Casting Laroche as William was a critical point, because much of the story hinges on his performance. On the first day of filming, Pope called Apple and said, “We are going to be all right.” He recalls one of the crew members getting teary after watching Laroche perform in rehearsal. “He’s really a natural. I think he’s tremendous. Imagine having that much talent at that age,” Pope says.
By the end of the special, which covers a year, from one Christmas Day to the next, William’s friendship with the Velveteen Rabbit gives him the confidence to forge new friendships and introduce himself to other children. “Every ending is just the beginning of something new,” the Velveteen Rabbit tells William.

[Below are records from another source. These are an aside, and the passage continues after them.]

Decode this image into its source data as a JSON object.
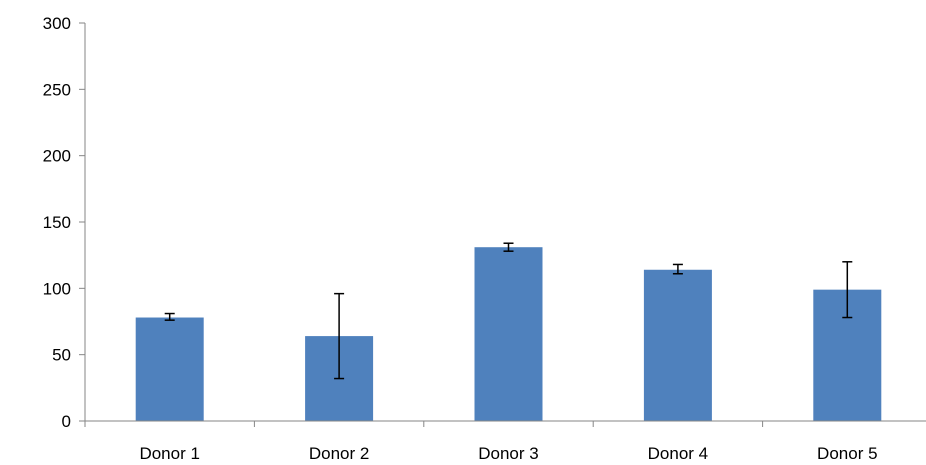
{
  "chart_data": {
    "type": "bar",
    "categories": [
      "Donor 1",
      "Donor 2",
      "Donor 3",
      "Donor 4",
      "Donor 5"
    ],
    "values": [
      78,
      64,
      131,
      114,
      99
    ],
    "error_bars": [
      {
        "low": 76,
        "high": 81
      },
      {
        "low": 32,
        "high": 96
      },
      {
        "low": 128,
        "high": 134
      },
      {
        "low": 111,
        "high": 118
      },
      {
        "low": 78,
        "high": 120
      }
    ],
    "title": "",
    "xlabel": "",
    "ylabel": "",
    "ylim": [
      0,
      300
    ],
    "yticks": [
      "0",
      "50",
      "100",
      "150",
      "200",
      "250",
      "300"
    ],
    "grid": false,
    "legend": "none",
    "colors": {
      "bar": "#4F81BD",
      "error_bar": "#000000",
      "axis": "#868686"
    }
  }
}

“It is about how empowering love is,” Pope says. “They love each other and they can let each other go and they can go on to something different. That’s pretty great.”
It’s a phrase so fitting that it’s surprising to learn it’s not something uttered in the original story.
“I often start with what is the emotional truth of the piece,” Bidwell says. “Then the challenge is to make the book and the new ideas fit together. That is what we are always trying to do as writers. We want to disappear as screenwriters.”
Bidwell believes the book’s enduring popularity might be attributed to the bittersweet ending.
“People always remember that,” he says. “When there are moments in children’s books that are particularly sad, it lives longer in the memory. It stays with you more.”
Pope and Bidwell joke that the book’s central theme led the team to pondering questions like “What is the nature of reality?” and “What does it mean to be real?”
“We had endless conversations about metaphysics,” Sidwell laughs. But in the end they all agreed they wanted to tell the story in the best possible way and not “muck it up.”
“I think we want to make films where people feel better about the world at the end of it than at the beginning,” Pope says. “It’s a tricky world out there for kids and families.”